Supermarkets keeping fuel prices ‘artificially high’

RAC data has found that although supermarkets are reducing the cost of petrol and diesel, the cuts have not happened fast enough and do not go far enough.

Despite wholesale prices falling, the major supermarkets have been accused of keeping the cost of fuel artificially high.

RAC fuel spokesman Simon Williams said: “Following seven consecutive weeks of wholesale prices falling, we’re relieved to see the supermarkets finally reducing their prices a little. Sadly though, the UK’s biggest fuel retailers aren’t cutting their prices at the scale they should be given the wholesale prices of both fuels – what retailers pay themselves – have dropped so much. This is one of the worst examples we’ve seen of pump prices falling like a feather despite the wholesale market plunging.

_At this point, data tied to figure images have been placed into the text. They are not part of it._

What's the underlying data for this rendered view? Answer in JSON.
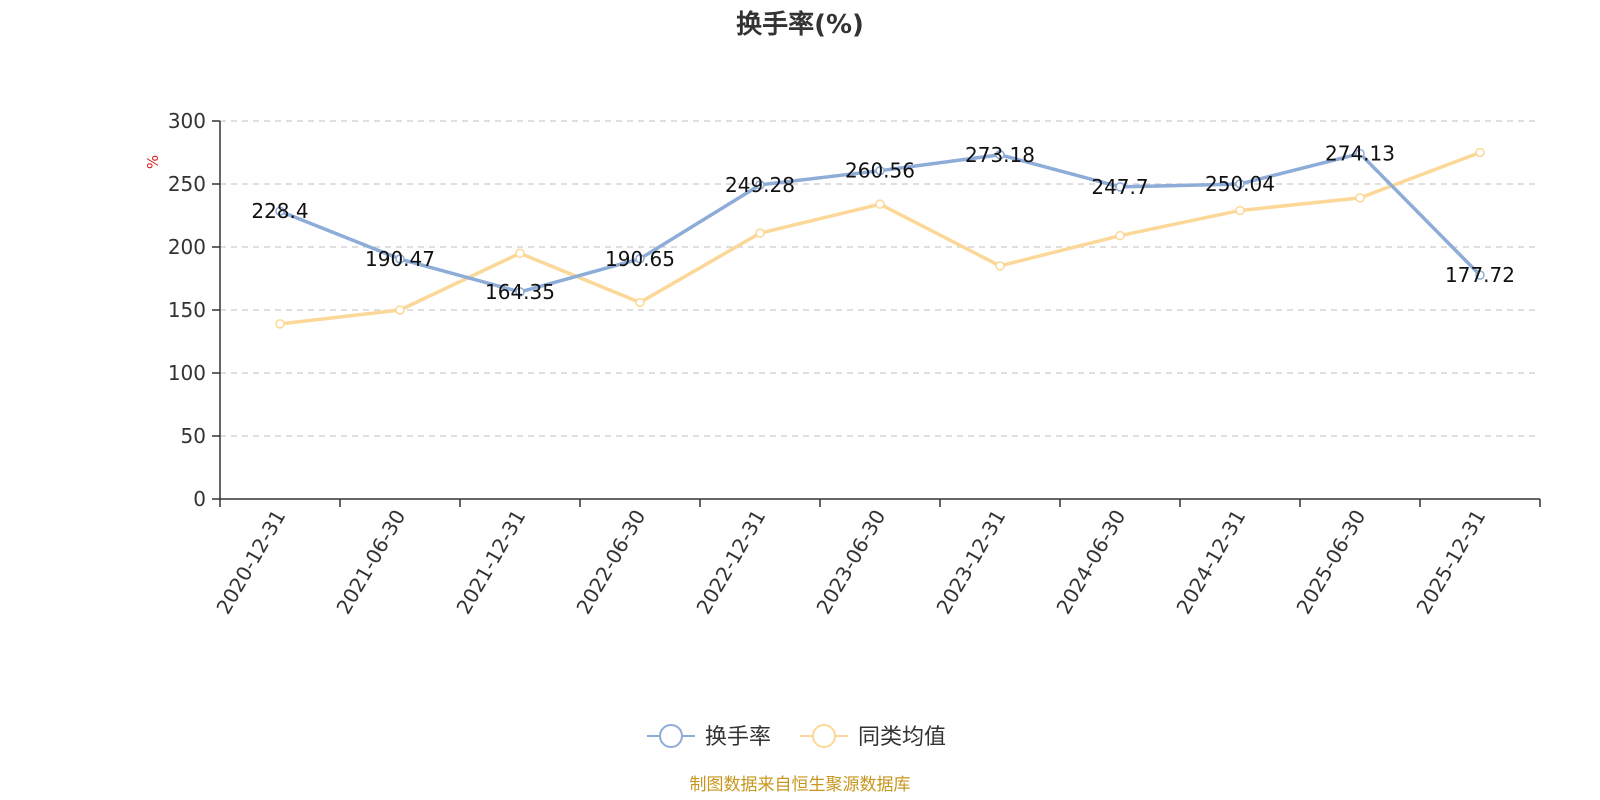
{
  "chart_data": {
    "type": "line",
    "title": "换手率(%)",
    "ylabel": "%",
    "xlabel": "",
    "ylim": [
      0,
      300
    ],
    "yticks": [
      0,
      50,
      100,
      150,
      200,
      250,
      300
    ],
    "grid": true,
    "categories": [
      "2020-12-31",
      "2021-06-30",
      "2021-12-31",
      "2022-06-30",
      "2022-12-31",
      "2023-06-30",
      "2023-12-31",
      "2024-06-30",
      "2024-12-31",
      "2025-06-30",
      "2025-12-31"
    ],
    "series": [
      {
        "name": "换手率",
        "color": "#8eacd8",
        "values": [
          228.4,
          190.47,
          164.35,
          190.65,
          249.28,
          260.56,
          273.18,
          247.7,
          250.04,
          274.13,
          177.72
        ],
        "labels": [
          "228.4",
          "190.47",
          "164.35",
          "190.65",
          "249.28",
          "260.56",
          "273.18",
          "247.7",
          "250.04",
          "274.13",
          "177.72"
        ]
      },
      {
        "name": "同类均值",
        "color": "#fbd897",
        "values": [
          139,
          150,
          195,
          156,
          211,
          234,
          185,
          209,
          229,
          239,
          275
        ]
      }
    ],
    "legend": "bottom-center",
    "source": "制图数据来自恒生聚源数据库"
  }
}
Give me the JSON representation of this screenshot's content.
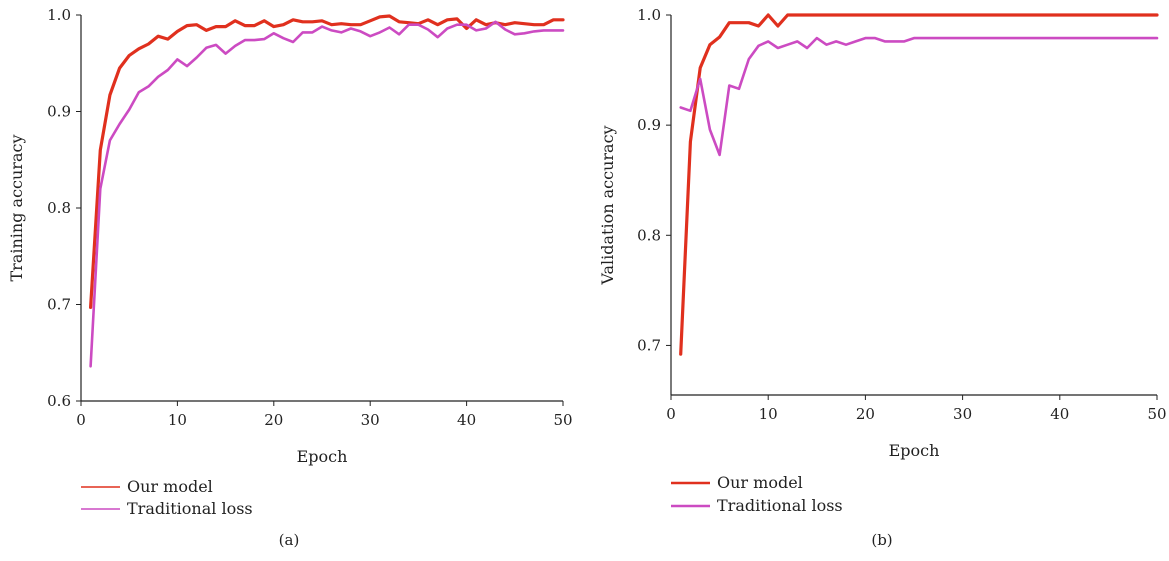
{
  "colors": {
    "our_model": "#e0301e",
    "traditional_loss": "#cc4bc2",
    "axis": "#222222"
  },
  "chart_data": [
    {
      "type": "line",
      "caption": "(a)",
      "xlabel": "Epoch",
      "ylabel": "Training accuracy",
      "xlim": [
        0,
        50
      ],
      "ylim": [
        0.6,
        1.0
      ],
      "xticks": [
        "0",
        "10",
        "20",
        "30",
        "40",
        "50"
      ],
      "yticks": [
        "0.6",
        "0.7",
        "0.8",
        "0.9",
        "1.0"
      ],
      "grid": false,
      "legend_position": "bottom-left",
      "series": [
        {
          "name": "Our model",
          "x": [
            1,
            2,
            3,
            4,
            5,
            6,
            7,
            8,
            9,
            10,
            11,
            12,
            13,
            14,
            15,
            16,
            17,
            18,
            19,
            20,
            21,
            22,
            23,
            24,
            25,
            26,
            27,
            28,
            29,
            30,
            31,
            32,
            33,
            34,
            35,
            36,
            37,
            38,
            39,
            40,
            41,
            42,
            43,
            44,
            45,
            46,
            47,
            48,
            49,
            50
          ],
          "y": [
            0.697,
            0.86,
            0.917,
            0.945,
            0.958,
            0.965,
            0.97,
            0.978,
            0.975,
            0.983,
            0.989,
            0.99,
            0.984,
            0.988,
            0.988,
            0.994,
            0.989,
            0.989,
            0.994,
            0.988,
            0.99,
            0.995,
            0.993,
            0.993,
            0.994,
            0.99,
            0.991,
            0.99,
            0.99,
            0.994,
            0.998,
            0.999,
            0.993,
            0.992,
            0.991,
            0.995,
            0.99,
            0.995,
            0.996,
            0.986,
            0.995,
            0.99,
            0.992,
            0.99,
            0.992,
            0.991,
            0.99,
            0.99,
            0.995,
            0.995
          ]
        },
        {
          "name": "Traditional loss",
          "x": [
            1,
            2,
            3,
            4,
            5,
            6,
            7,
            8,
            9,
            10,
            11,
            12,
            13,
            14,
            15,
            16,
            17,
            18,
            19,
            20,
            21,
            22,
            23,
            24,
            25,
            26,
            27,
            28,
            29,
            30,
            31,
            32,
            33,
            34,
            35,
            36,
            37,
            38,
            39,
            40,
            41,
            42,
            43,
            44,
            45,
            46,
            47,
            48,
            49,
            50
          ],
          "y": [
            0.636,
            0.82,
            0.87,
            0.887,
            0.902,
            0.92,
            0.926,
            0.936,
            0.943,
            0.954,
            0.947,
            0.956,
            0.966,
            0.969,
            0.96,
            0.968,
            0.974,
            0.974,
            0.975,
            0.981,
            0.976,
            0.972,
            0.982,
            0.982,
            0.988,
            0.984,
            0.982,
            0.986,
            0.983,
            0.978,
            0.982,
            0.987,
            0.98,
            0.99,
            0.99,
            0.985,
            0.977,
            0.986,
            0.99,
            0.99,
            0.984,
            0.986,
            0.993,
            0.985,
            0.98,
            0.981,
            0.983,
            0.984,
            0.984,
            0.984
          ]
        }
      ]
    },
    {
      "type": "line",
      "caption": "(b)",
      "xlabel": "Epoch",
      "ylabel": "Validation accuracy",
      "xlim": [
        0,
        50
      ],
      "ylim": [
        0.655,
        1.0
      ],
      "xticks": [
        "0",
        "10",
        "20",
        "30",
        "40",
        "50"
      ],
      "yticks": [
        "0.7",
        "0.8",
        "0.9",
        "1.0"
      ],
      "grid": false,
      "legend_position": "bottom-left",
      "series": [
        {
          "name": "Our model",
          "x": [
            1,
            2,
            3,
            4,
            5,
            6,
            7,
            8,
            9,
            10,
            11,
            12,
            13,
            14,
            15,
            20,
            25,
            30,
            35,
            40,
            45,
            50
          ],
          "y": [
            0.692,
            0.885,
            0.952,
            0.973,
            0.98,
            0.993,
            0.993,
            0.993,
            0.99,
            1.0,
            0.99,
            1.0,
            1.0,
            1.0,
            1.0,
            1.0,
            1.0,
            1.0,
            1.0,
            1.0,
            1.0,
            1.0
          ]
        },
        {
          "name": "Traditional loss",
          "x": [
            1,
            2,
            3,
            4,
            5,
            6,
            7,
            8,
            9,
            10,
            11,
            12,
            13,
            14,
            15,
            16,
            17,
            18,
            19,
            20,
            21,
            22,
            23,
            24,
            25,
            30,
            35,
            40,
            45,
            50
          ],
          "y": [
            0.916,
            0.913,
            0.942,
            0.896,
            0.873,
            0.936,
            0.933,
            0.96,
            0.972,
            0.976,
            0.97,
            0.973,
            0.976,
            0.97,
            0.979,
            0.973,
            0.976,
            0.973,
            0.976,
            0.979,
            0.979,
            0.976,
            0.976,
            0.976,
            0.979,
            0.979,
            0.979,
            0.979,
            0.979,
            0.979
          ]
        }
      ]
    }
  ]
}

“The weekly delivered wholesale cost of petrol has dropped by a huge 19p since early June, from 151p then to just 132p last week. Yet on average, supermarkets have reduced the price of a litre of unleaded by just 5.5p since the record highs of early July. Our data shows average prices today should have come down from those highs by 16p to around the 174p mark.

“When it comes to diesel, the weekly delivered wholesale price has fallen by 15p a litre from 161p in mid-June to 146p last week. Yet average prices have reduced by only 4p since the all-time highs of early July, from 199p to 195p. By our calculations, another 6p cut is due that would bring the average price of a litre down to 189p.”